The Prevent strategy covers all types of terrorism and extremism, including political and religious extremism.
The Prevent duty is carried out under the Counter-Terrorism and Security Act 2015, which legally requires schools to take steps to prevent children from being drawn into terrorism.
From July 2015 all schools (as well as other organisations) have a duty to safeguard children from radicalisation and extremism.
This means schools have a responsibility to protect children from extremist and violent views, in the same way, we protect them from drugs or gang violence.
Importantly, schools can provide a safe place for pupils to discuss these issues so that they better understand how to protect themselves.
Different schools will carry out the Prevent duty in different ways, depending on the age of the children and the needs of the community.
Many of the things we already do in school to help children become positive, happy members of society also contribute to the Prevent strategy.
We take this duty seriously and carry out the four main actions responsibly, namely: risk assessment, working in partnership, staff training and IT policies.

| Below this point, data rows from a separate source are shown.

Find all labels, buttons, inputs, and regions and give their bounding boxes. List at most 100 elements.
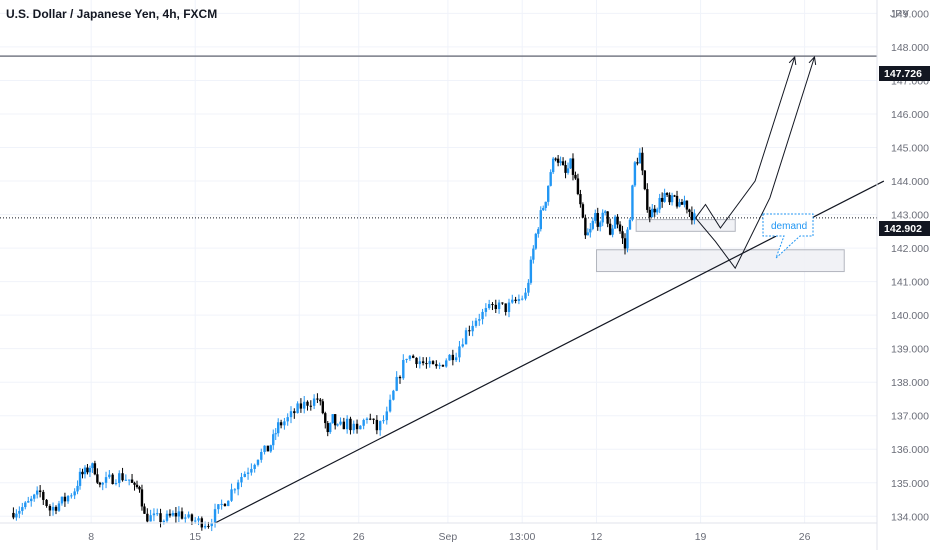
candle-body: [184, 517, 187, 519]
candle-body: [569, 158, 572, 169]
demand-callout[interactable]: demand: [762, 213, 814, 259]
price-axis[interactable]: JPY 149.000148.000147.000146.000145.0001…: [876, 0, 929, 550]
candle-body: [606, 211, 609, 224]
candle-body: [127, 479, 131, 481]
demand-zone: [635, 219, 736, 232]
demand-zones[interactable]: [596, 219, 845, 273]
candle-body: [18, 510, 21, 514]
candle-body: [451, 354, 455, 361]
candle-body: [133, 482, 136, 485]
candle-body: [638, 152, 642, 164]
candle-body: [660, 197, 664, 202]
candle-body: [556, 158, 560, 163]
candle-body: [180, 511, 184, 519]
candle-body: [544, 201, 547, 208]
price-tick: 136.000: [891, 444, 929, 456]
time-tick: Sep: [439, 531, 458, 543]
candle-body: [246, 472, 250, 474]
candle-body: [293, 411, 296, 414]
candle-body: [93, 463, 97, 475]
candle-body: [504, 303, 507, 313]
candle-body: [352, 423, 355, 431]
candle-body: [529, 259, 533, 283]
horizontal-line-label: 147.726: [884, 68, 922, 80]
candle-body: [66, 496, 70, 502]
candle-body: [91, 463, 94, 468]
candle-body: [658, 197, 661, 210]
candle-body: [236, 482, 240, 490]
candle-body: [233, 489, 237, 491]
candle-body: [438, 364, 441, 367]
candle-body: [524, 292, 527, 299]
candle-body: [190, 514, 194, 521]
candle-body: [601, 212, 604, 223]
candle-body: [240, 476, 243, 483]
candle-body: [507, 302, 511, 313]
candle-body: [487, 304, 491, 309]
candle-body: [415, 357, 418, 365]
candle-body: [497, 302, 501, 310]
candle-body: [554, 158, 557, 160]
candle-body: [54, 506, 58, 511]
candle-body: [331, 414, 334, 424]
candle-body: [668, 194, 671, 203]
price-tick: 143.000: [891, 210, 929, 222]
trendline: [214, 180, 885, 524]
candle-body: [306, 401, 309, 406]
candle-body: [269, 445, 272, 452]
candle-body: [253, 464, 256, 469]
price-tick: 139.000: [891, 344, 929, 356]
candle-body: [362, 419, 365, 426]
horizontal-line-label-bg: [879, 66, 930, 81]
candle-body: [375, 419, 379, 431]
candle-body: [643, 170, 647, 190]
candle-body: [130, 479, 134, 483]
candle-body: [146, 513, 149, 522]
candle-body: [289, 411, 293, 418]
candle-body: [355, 423, 359, 430]
candle-body: [121, 473, 124, 481]
candle-body: [135, 484, 139, 488]
drawings[interactable]: [214, 55, 885, 524]
candle-body: [359, 425, 362, 430]
candle-body: [168, 513, 172, 516]
candle-body: [303, 401, 306, 409]
candle-body: [626, 229, 629, 249]
candle-body: [511, 299, 514, 303]
candle-body: [633, 162, 637, 186]
candle-body: [78, 471, 82, 486]
candle-body: [152, 513, 156, 516]
candle-body: [378, 421, 382, 431]
time-axis[interactable]: 8 15 22 26 Sep 13:00 12 19 26: [0, 522, 877, 543]
candle-body: [491, 304, 494, 306]
candle-body: [96, 474, 99, 483]
candle-body: [395, 376, 398, 391]
candle-body: [45, 499, 48, 506]
candle-body: [243, 473, 246, 477]
demand-zone: [596, 249, 845, 273]
candle-body: [12, 512, 15, 518]
candle-body: [194, 520, 197, 522]
candle-body: [187, 514, 190, 518]
candle-body: [402, 359, 405, 379]
candle-body: [372, 418, 375, 420]
callout-shape: [762, 213, 814, 259]
candle-body: [581, 204, 585, 218]
candle-body: [33, 494, 36, 499]
candle-body: [329, 423, 332, 433]
candle-body: [48, 505, 52, 511]
candle-body: [197, 518, 200, 521]
candle-body: [564, 164, 567, 173]
symbol-title: U.S. Dollar / Japanese Yen, 4h, FXCM: [6, 7, 218, 21]
price-tick: 137.000: [891, 411, 929, 423]
candle-body: [461, 344, 464, 347]
candle-body: [542, 207, 545, 211]
candle-body: [559, 161, 562, 163]
candle-body: [537, 229, 540, 234]
time-tick: 19: [695, 531, 707, 543]
candle-body: [425, 363, 428, 365]
candle-body: [339, 421, 342, 425]
candle-body: [326, 423, 329, 433]
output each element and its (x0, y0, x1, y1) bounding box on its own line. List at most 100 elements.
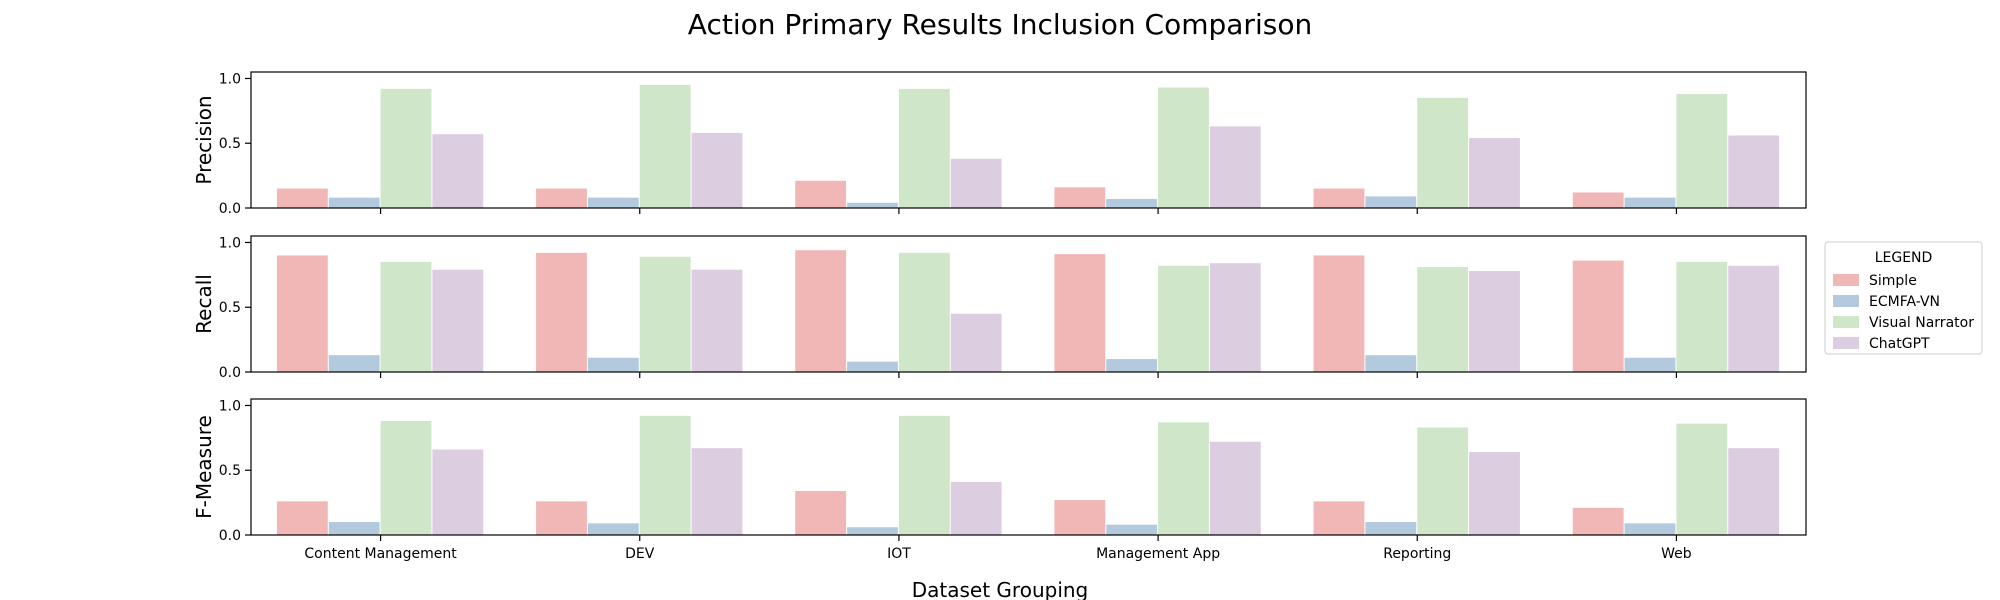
bar (432, 269, 484, 372)
y-axis-label: Recall (192, 274, 216, 334)
bar (691, 448, 743, 535)
bar (1365, 522, 1417, 535)
bar (847, 202, 898, 208)
bar (1209, 441, 1261, 535)
bar (1106, 359, 1158, 372)
panels: 0.00.51.0Precision0.00.51.0Recall0.00.51… (192, 71, 1807, 562)
legend-swatch (1833, 295, 1859, 307)
legend-entry: ECMFA-VN (1869, 294, 1940, 310)
bar (1572, 260, 1624, 372)
bar (1106, 198, 1158, 208)
bar (380, 261, 432, 372)
bar (587, 523, 639, 535)
y-tick-label: 0.5 (219, 136, 241, 152)
bar (1624, 523, 1676, 535)
bar (1624, 357, 1676, 372)
bar (795, 180, 847, 208)
panel-recall: 0.0 0.5 1.0 Recall (192, 235, 1807, 381)
legend-swatch (1833, 316, 1859, 328)
bar (536, 501, 587, 535)
bar (1313, 255, 1365, 372)
bar (1728, 265, 1780, 372)
bar (1209, 126, 1261, 208)
bar (1572, 507, 1624, 535)
bar (276, 501, 328, 535)
legend: LEGEND Simple ECMFA-VN Visual Narrator ChatG… (1824, 241, 1983, 355)
x-tick-label: Reporting (1383, 546, 1451, 562)
bar (1106, 524, 1158, 535)
bar (1676, 94, 1728, 208)
bar (691, 269, 743, 372)
bar (587, 357, 639, 372)
x-tick-label: Management App (1096, 546, 1220, 562)
y-axis-label: Precision (192, 95, 216, 184)
bar (1417, 427, 1469, 535)
plot-frame (250, 71, 1807, 209)
y-tick-label: 0.5 (219, 300, 241, 316)
y-tick-label: 1.0 (219, 71, 241, 87)
bar (1158, 87, 1209, 208)
bar (328, 522, 380, 535)
bar (1313, 501, 1365, 535)
bar (1676, 423, 1728, 535)
bar (639, 256, 691, 372)
bar (898, 88, 950, 208)
y-tick-label: 0.0 (219, 201, 241, 217)
bar (1313, 188, 1365, 208)
bar (639, 415, 691, 535)
bar (587, 197, 639, 208)
bar (1469, 270, 1520, 372)
bar (1365, 196, 1417, 208)
x-tick-label: IOT (887, 546, 911, 562)
bar (536, 188, 587, 208)
bar (1728, 135, 1780, 208)
bar (1158, 265, 1209, 372)
bar (950, 481, 1002, 535)
legend-swatch (1833, 274, 1859, 286)
bar (276, 188, 328, 208)
bar (380, 88, 432, 208)
bar (1469, 138, 1520, 208)
y-axis-label: F-Measure (192, 415, 216, 519)
bar (639, 84, 691, 208)
bar (328, 355, 380, 372)
bar (1728, 448, 1780, 535)
legend-box (1824, 241, 1983, 355)
bar (328, 197, 380, 208)
bar (1054, 500, 1106, 535)
bar (432, 449, 484, 535)
legend-entry: ChatGPT (1869, 336, 1930, 352)
legend-entry: Simple (1869, 273, 1917, 289)
bar (1158, 422, 1209, 535)
legend-title: LEGEND (1875, 250, 1933, 266)
bar (1209, 263, 1261, 372)
bar (1365, 355, 1417, 372)
bar (847, 527, 898, 535)
x-axis-label: Dataset Grouping (912, 578, 1089, 600)
x-tick-label: Web (1661, 546, 1692, 562)
bar (1417, 97, 1469, 208)
bar (276, 255, 328, 372)
bar (536, 252, 587, 372)
y-tick-label: 0.5 (219, 463, 241, 479)
bar (847, 361, 898, 372)
bar (1054, 187, 1106, 208)
y-tick-label: 0.0 (219, 365, 241, 381)
bar (691, 132, 743, 208)
y-tick-label: 0.0 (219, 528, 241, 544)
legend-swatch (1833, 337, 1859, 349)
plot-frame (250, 235, 1807, 373)
bar (380, 421, 432, 535)
bar (795, 250, 847, 372)
bar (795, 490, 847, 535)
x-tick-label: DEV (625, 546, 655, 562)
bar (1676, 261, 1728, 372)
x-tick-label: Content Management (304, 546, 457, 562)
legend-entry: Visual Narrator (1869, 315, 1974, 331)
bar (1469, 452, 1520, 535)
chart-title: Action Primary Results Inclusion Compari… (688, 8, 1312, 41)
bar (1054, 254, 1106, 372)
bar (898, 252, 950, 372)
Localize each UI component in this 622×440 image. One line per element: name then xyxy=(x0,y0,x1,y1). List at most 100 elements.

If we assess a child as at risk, we will refer to the Channel Programme, which focuses on providing support at an early stage to anyone who is identified as being vulnerable to being drawn into terrorism.
Building resilience in our children and the promotion of fundamental British values is at the heart of preventing radicalisation. We do this by providing a safe place in which children can discuss issues, and we aim to give them the knowledge and confidence to challenge extremist beliefs and ideologies.
In terms of training, staff have received training to familiarise themselves with the Prevent Duty. In terms of internet safety, we ensure suitable filters are in place to keep children away from extremist materials.
We recognise that we play a vital role in keeping children safe from harm, including from the risks of extremism and radicalisation, and in promoting the welfare of children in our care.